Jepras is a storyteller who has come to dig into our past, to record our recollections and reconstruct them in order to offer us a form of archaeology of memory. Each work holds clues to deeper personal and social narratives, like skeletons hidden in the closet. His characters often take the form of animals for satirical effect; thus creating an 'alternative world' that serves to undermine socially dominant forces.
What is particularly interesting is that his work is reminiscent of the post- expressionist movement of New Objectivism that emerged in the Weimar Republic of Germany and ended with the rise of Hitler to power. As George Grosz, Jepras turns his satirical eye towards what has proven to be a kind of hypocritical patriotism; on the ignorance and even indifference of laymen towards what was happening; on the greediness and corruption of the decades that led to the fall. Are we today, on evidence for the rise of neonazism and authoritarian goverments in a number of European countries, insist on burying our head in the sand or, like Jepras newlyweds, in a glass tank? (A columnist of the Guardian claimed a few days ago that Greece is the Eurocrats' very own Weimar on the Aegean1).
But Jepras is not condemnatory; on the contrary, he looks upon his subjects with empathy; with a kind of nostalgia brought to him by his own upbringing as an emigrant; with acceptance and forgiveness. Manolis Anagnostakis has written that "Love is the fear that bonds us".

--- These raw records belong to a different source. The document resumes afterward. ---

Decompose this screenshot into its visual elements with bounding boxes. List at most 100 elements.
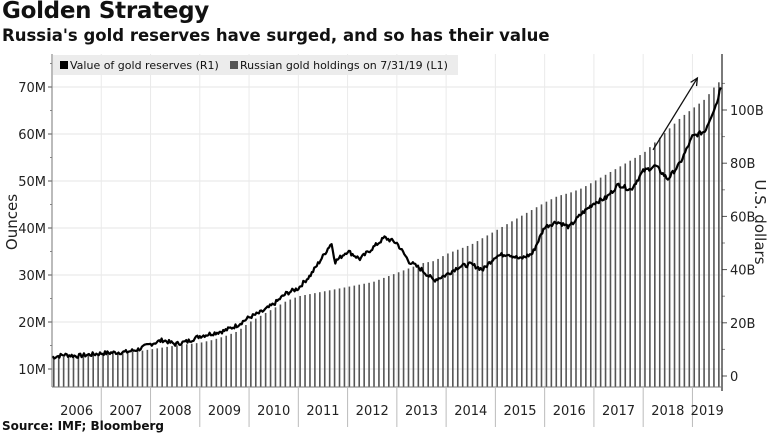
right-axis-label: U.S. dollars bbox=[751, 179, 769, 264]
bar bbox=[442, 256, 444, 387]
x-tick-label: 2012 bbox=[356, 404, 389, 419]
source-note: Source: IMF; Bloomberg bbox=[2, 419, 164, 433]
bar bbox=[319, 292, 321, 387]
bar bbox=[348, 286, 351, 387]
bar bbox=[624, 163, 627, 387]
right-tick-label: 20B bbox=[730, 317, 755, 332]
bar bbox=[407, 268, 410, 387]
bar bbox=[141, 350, 144, 387]
bar bbox=[491, 232, 494, 387]
bar bbox=[516, 218, 518, 387]
bar bbox=[614, 169, 617, 387]
bar bbox=[545, 201, 548, 387]
bar bbox=[264, 312, 267, 387]
bar bbox=[176, 345, 178, 387]
bar bbox=[402, 270, 405, 387]
bar bbox=[718, 82, 720, 388]
bar bbox=[437, 258, 439, 387]
bar bbox=[205, 341, 208, 387]
bar bbox=[259, 315, 262, 387]
x-tick-label: 2017 bbox=[602, 404, 635, 419]
bar bbox=[358, 284, 361, 387]
bar-series bbox=[52, 82, 720, 388]
bar bbox=[570, 192, 572, 387]
bar bbox=[634, 157, 636, 387]
bar bbox=[683, 114, 686, 387]
bar bbox=[575, 190, 577, 387]
bar bbox=[294, 297, 296, 387]
bar bbox=[166, 346, 168, 387]
bar bbox=[210, 340, 213, 387]
bar bbox=[673, 123, 676, 387]
bar bbox=[181, 344, 183, 387]
bar bbox=[250, 321, 252, 387]
bar bbox=[678, 118, 681, 388]
bar bbox=[417, 264, 420, 387]
annotation-arrow bbox=[652, 76, 699, 151]
bar bbox=[161, 347, 163, 387]
bar bbox=[136, 351, 139, 387]
bar bbox=[343, 287, 346, 387]
bar bbox=[609, 171, 612, 387]
bar bbox=[476, 241, 479, 387]
x-tick-label: 2013 bbox=[405, 404, 438, 419]
bar bbox=[304, 295, 306, 387]
bar bbox=[314, 293, 316, 387]
bar bbox=[82, 355, 85, 387]
bar bbox=[688, 111, 691, 388]
bar bbox=[323, 291, 326, 387]
bar bbox=[363, 283, 365, 387]
bar bbox=[654, 142, 656, 387]
bar bbox=[274, 307, 277, 387]
bar bbox=[269, 310, 272, 387]
bar bbox=[92, 354, 94, 387]
bar bbox=[151, 349, 154, 387]
bar bbox=[338, 288, 341, 387]
left-tick-label: 50M bbox=[18, 175, 46, 190]
bar bbox=[156, 348, 159, 387]
left-tick-label: 60M bbox=[18, 128, 46, 143]
bar bbox=[525, 212, 528, 387]
bar bbox=[373, 281, 375, 387]
bar bbox=[220, 337, 223, 387]
bar bbox=[87, 355, 90, 387]
legend-swatch-holdings bbox=[230, 61, 238, 69]
x-tick-label: 2010 bbox=[257, 404, 290, 419]
x-tick-label: 2009 bbox=[208, 404, 241, 419]
legend-label-value: Value of gold reserves (R1) bbox=[70, 59, 219, 72]
bar bbox=[368, 282, 370, 387]
bar bbox=[535, 207, 538, 387]
bar bbox=[112, 353, 114, 387]
bar bbox=[447, 253, 449, 387]
bar bbox=[146, 349, 149, 387]
bar bbox=[708, 94, 710, 388]
x-tick-label: 2008 bbox=[159, 404, 192, 419]
bar bbox=[506, 224, 508, 387]
bar bbox=[284, 301, 287, 387]
arrow-shaft bbox=[652, 77, 698, 151]
bar bbox=[693, 107, 696, 387]
bar bbox=[456, 249, 459, 387]
legend-swatch-value bbox=[60, 61, 68, 69]
bar bbox=[560, 195, 563, 387]
bar bbox=[452, 251, 454, 387]
right-tick-label: 80B bbox=[730, 157, 755, 172]
bar bbox=[511, 221, 513, 387]
bar bbox=[171, 346, 173, 387]
bar bbox=[397, 272, 400, 387]
bar bbox=[328, 290, 331, 387]
bar bbox=[186, 344, 188, 387]
bar bbox=[77, 355, 80, 387]
left-axis-label: Ounces bbox=[3, 194, 21, 250]
bar bbox=[481, 238, 484, 387]
x-tick-label: 2011 bbox=[306, 404, 339, 419]
bar bbox=[200, 342, 203, 387]
left-tick-label: 10M bbox=[18, 363, 46, 378]
bar bbox=[107, 353, 109, 387]
bar bbox=[62, 356, 65, 387]
bar bbox=[309, 294, 311, 387]
bar bbox=[658, 137, 661, 387]
bar bbox=[555, 196, 558, 387]
bar bbox=[412, 266, 415, 387]
bar bbox=[378, 279, 380, 387]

In the exhibition "Not quite a memory", Zenon Jepras examines the idea that memory has a photographic nature; that is, he investigates the fragmental and reconstructed narration of what has become our collective memory. He comprises elements reminiscent of photographic depiction (i.e sometimes the outline of the figures looks as a transformed ordinary snapshot), while at the same time he somehow engages in a subliminal provocation of the idea of a photorealistic painting. "Some things you simply can't photograph... There are things unphotographable, actually", David Hockney once declared2. As a result, Zenon's paintings brilliantly comment on the limits of what we naively conceive as "photographic memory": Ceci n'est pas une photo; this is not a genuine remembrance of a past event; this is here and now; this is 'the approach or remembrance of the future'3.
Where does this lead the viewer, who is called upon to walk the paths of this deliberate and conscious recovering of the past? Perhaps, the viewers will discover fragments of their memories and, hopefully, moments of their own personal truth.